La crucifixion ou crucifiement était une ancienne méthode de punition consistant à placer le supplicié sur une croix, un support en forme de T ou un arbre et à l’attacher par divers moyens (clous, cordes, chaînes, etc.). Il existe plusieurs variantes du supplice que l’on retrouve à différentes périodes (dès l’Antiquité) et dans différentes civilisations. Elle était pratiquée par les Romains, mais également par les Carthaginois, les Macédoniens et les Perses.

Le nom de la procédure signifie littéralement «fixé à une croix» et c’est la racine étymologique du mot «atroce» – qui la caractérise : La victime finissait par mourir d’asphyxie ou d’épuisement et c’était long, interminable et douloureux.

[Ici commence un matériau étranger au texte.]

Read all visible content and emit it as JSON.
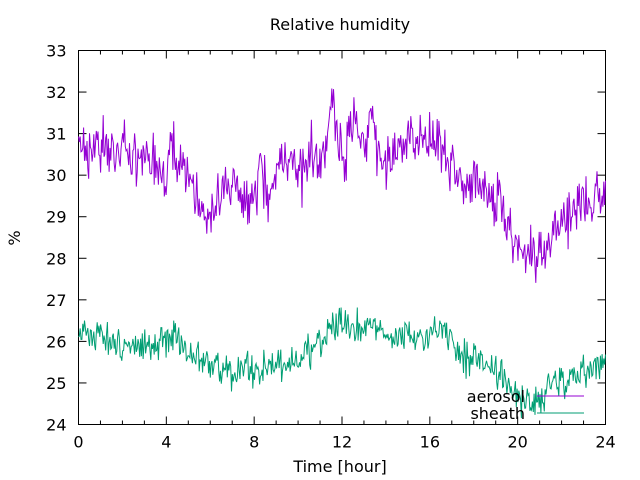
{
  "chart_data": {
    "type": "line",
    "title": "Relative humidity",
    "xlabel": "Time [hour]",
    "ylabel": "%",
    "xlim": [
      0,
      24
    ],
    "ylim": [
      24,
      33
    ],
    "xticks": [
      0,
      4,
      8,
      12,
      16,
      20,
      24
    ],
    "yticks": [
      24,
      25,
      26,
      27,
      28,
      29,
      30,
      31,
      32,
      33
    ],
    "grid": false,
    "legend_position": "bottom-right",
    "series": [
      {
        "name": "aerosol",
        "color": "#9400d3",
        "x": [
          0,
          0.5,
          1,
          1.5,
          2,
          2.5,
          3,
          3.5,
          3.9,
          4.2,
          4.5,
          5,
          5.3,
          5.6,
          5.9,
          6.1,
          6.5,
          7,
          7.5,
          8,
          8.3,
          8.7,
          9.2,
          9.5,
          10,
          10.2,
          10.6,
          11,
          11.3,
          11.5,
          11.8,
          12,
          12.3,
          12.6,
          13,
          13.3,
          13.6,
          14,
          14.5,
          15,
          15.5,
          16,
          16.5,
          17,
          17.5,
          18,
          18.5,
          19,
          19.5,
          20,
          20.4,
          20.8,
          21.2,
          21.6,
          22,
          22.5,
          23,
          23.5,
          24
        ],
        "y": [
          31,
          30.6,
          30.8,
          30.5,
          30.6,
          30.3,
          30.4,
          30.5,
          29.9,
          31,
          30.2,
          30,
          29.5,
          29.2,
          28.6,
          29.3,
          29.4,
          29.6,
          29.3,
          29.2,
          30.2,
          29.3,
          30.8,
          30.2,
          30.1,
          29.9,
          30.8,
          30,
          30.6,
          32.2,
          31,
          30.3,
          30.8,
          31.5,
          30.6,
          31.8,
          30.5,
          30.2,
          30.6,
          30.8,
          30.7,
          31.1,
          30.5,
          30.1,
          29.7,
          29.9,
          29.6,
          29.4,
          28.8,
          28.3,
          28.1,
          27.9,
          28.4,
          28.6,
          28.9,
          29.1,
          29.4,
          29.5,
          29.3
        ]
      },
      {
        "name": "sheath",
        "color": "#009e73",
        "x": [
          0,
          0.5,
          1,
          1.5,
          2,
          2.5,
          3,
          3.5,
          4,
          4.5,
          5,
          5.5,
          6,
          6.5,
          7,
          7.5,
          8,
          8.5,
          9,
          9.5,
          10,
          10.5,
          11,
          11.5,
          12,
          12.5,
          13,
          13.5,
          14,
          14.5,
          15,
          15.5,
          16,
          16.5,
          17,
          17.5,
          18,
          18.5,
          19,
          19.5,
          20,
          20.5,
          21,
          21.5,
          22,
          22.5,
          23,
          23.5,
          24
        ],
        "y": [
          26.2,
          26.1,
          26.3,
          26,
          25.8,
          25.9,
          26,
          25.9,
          26.1,
          26.2,
          25.8,
          25.6,
          25.4,
          25.3,
          25.2,
          25.3,
          25.3,
          25.4,
          25.5,
          25.4,
          25.6,
          25.8,
          26,
          26.4,
          26.5,
          26.4,
          26.3,
          26.4,
          26.2,
          26.1,
          26.2,
          26,
          26.1,
          26.3,
          26,
          25.6,
          25.6,
          25.5,
          25.3,
          25.1,
          24.7,
          24.5,
          24.6,
          25,
          25,
          25.2,
          25.3,
          25.4,
          25.6
        ]
      }
    ]
  }
}
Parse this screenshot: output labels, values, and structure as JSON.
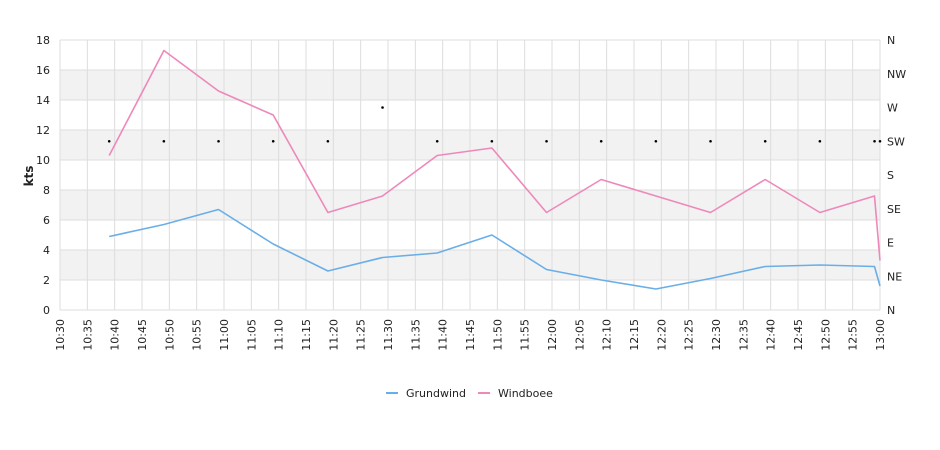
{
  "chart_data": {
    "type": "line",
    "ylabel": "kts",
    "ylim": [
      0,
      18
    ],
    "yticks": [
      0,
      2,
      4,
      6,
      8,
      10,
      12,
      14,
      16,
      18
    ],
    "direction_ticks": [
      "N",
      "NE",
      "E",
      "SE",
      "S",
      "SW",
      "W",
      "NW",
      "N"
    ],
    "x_ticks": [
      "10:30",
      "10:35",
      "10:40",
      "10:45",
      "10:50",
      "10:55",
      "11:00",
      "11:05",
      "11:10",
      "11:15",
      "11:20",
      "11:25",
      "11:30",
      "11:35",
      "11:40",
      "11:45",
      "11:50",
      "11:55",
      "12:00",
      "12:05",
      "12:10",
      "12:15",
      "12:20",
      "12:25",
      "12:30",
      "12:35",
      "12:40",
      "12:45",
      "12:50",
      "12:55",
      "13:00"
    ],
    "x_min": "10:30",
    "x_max": "13:00",
    "grid": true,
    "legend_position": "bottom-center",
    "series": [
      {
        "name": "Grundwind",
        "color": "#6aaee8",
        "x": [
          "10:39",
          "10:49",
          "10:59",
          "11:09",
          "11:19",
          "11:29",
          "11:39",
          "11:49",
          "11:59",
          "12:09",
          "12:19",
          "12:29",
          "12:39",
          "12:49",
          "12:59",
          "13:00"
        ],
        "values": [
          4.9,
          5.7,
          6.7,
          4.4,
          2.6,
          3.5,
          3.8,
          5.0,
          2.7,
          2.0,
          1.4,
          2.1,
          2.9,
          3.0,
          2.9,
          1.6
        ]
      },
      {
        "name": "Windboee",
        "color": "#ee88bb",
        "x": [
          "10:39",
          "10:49",
          "10:59",
          "11:09",
          "11:19",
          "11:29",
          "11:39",
          "11:49",
          "11:59",
          "12:09",
          "12:19",
          "12:29",
          "12:39",
          "12:49",
          "12:59",
          "13:00"
        ],
        "values": [
          10.3,
          17.3,
          14.6,
          13.0,
          6.5,
          7.6,
          10.3,
          10.8,
          6.5,
          8.7,
          7.6,
          6.5,
          8.7,
          6.5,
          7.6,
          3.3
        ]
      }
    ],
    "direction_points": {
      "color": "#000000",
      "x": [
        "10:39",
        "10:49",
        "10:59",
        "11:09",
        "11:19",
        "11:29",
        "11:39",
        "11:49",
        "11:59",
        "12:09",
        "12:19",
        "12:29",
        "12:39",
        "12:49",
        "12:59",
        "13:00"
      ],
      "values": [
        "SW",
        "SW",
        "SW",
        "SW",
        "SW",
        "W",
        "SW",
        "SW",
        "SW",
        "SW",
        "SW",
        "SW",
        "SW",
        "SW",
        "SW",
        "SW"
      ]
    }
  }
}
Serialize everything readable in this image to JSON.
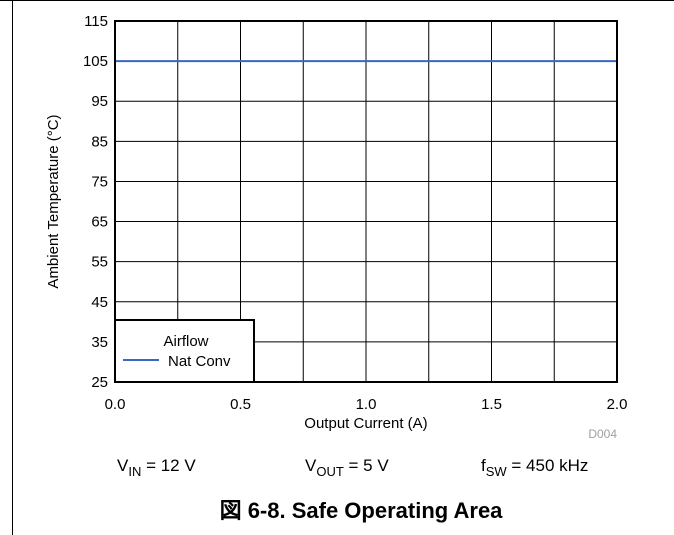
{
  "chart_data": {
    "type": "line",
    "xlabel": "Output Current (A)",
    "ylabel": "Ambient Temperature (°C)",
    "xlim": [
      0.0,
      2.0
    ],
    "ylim": [
      25,
      115
    ],
    "x_ticks": [
      "0.0",
      "0.5",
      "1.0",
      "1.5",
      "2.0"
    ],
    "y_ticks": [
      "25",
      "35",
      "45",
      "55",
      "65",
      "75",
      "85",
      "95",
      "105",
      "115"
    ],
    "minor_x_step": 0.25,
    "grid": true,
    "legend": {
      "title": "Airflow",
      "placement": "bottom-left"
    },
    "series": [
      {
        "name": "Nat Conv",
        "color": "#3a66c4",
        "x": [
          0.0,
          2.0
        ],
        "y": [
          105,
          105
        ]
      }
    ],
    "code": "D004"
  },
  "conditions": {
    "vin": {
      "main": "V",
      "sub": "IN",
      "rest": " = 12 V"
    },
    "vout": {
      "main": "V",
      "sub": "OUT",
      "rest": " = 5 V"
    },
    "fsw": {
      "main": "f",
      "sub": "SW",
      "rest": " = 450 kHz"
    }
  },
  "caption": "図 6-8. Safe Operating Area"
}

L’acte a été utilisé pour humilier publiquement des esclaves et des criminels – dans le but de dissuader les témoins de commettre des actes similaires. C’est une méthode d’exécution employée contre des individus de statut très inférieur ou ceux dont le crime était contre l’État.
C’est la raison donnée dans les Evangiles pour la crucifixion de Jésus.
En tant que roi des Juifs, Jésus a défié la suprématie impériale romaine (Matthieu 27 :37 ; Marc 15 :26 ; Luc 23 :38 ; Jean 19 :19-22).
La crucifixion pouvait être pratiquée de plusieurs façons.
Dans la tradition chrétienne, les bourreaux clouaient les membres (les mains ou les poignets et les pieds) au bois de la croix. Mais les Romains ne clouaient pas toujours les victimes de la crucifixion sur leurs croix et les attachaient parfois avec une corde. D’autres formes de pratique incluaient des victimes attachées à un arbre – ou même empalées sur un pieu.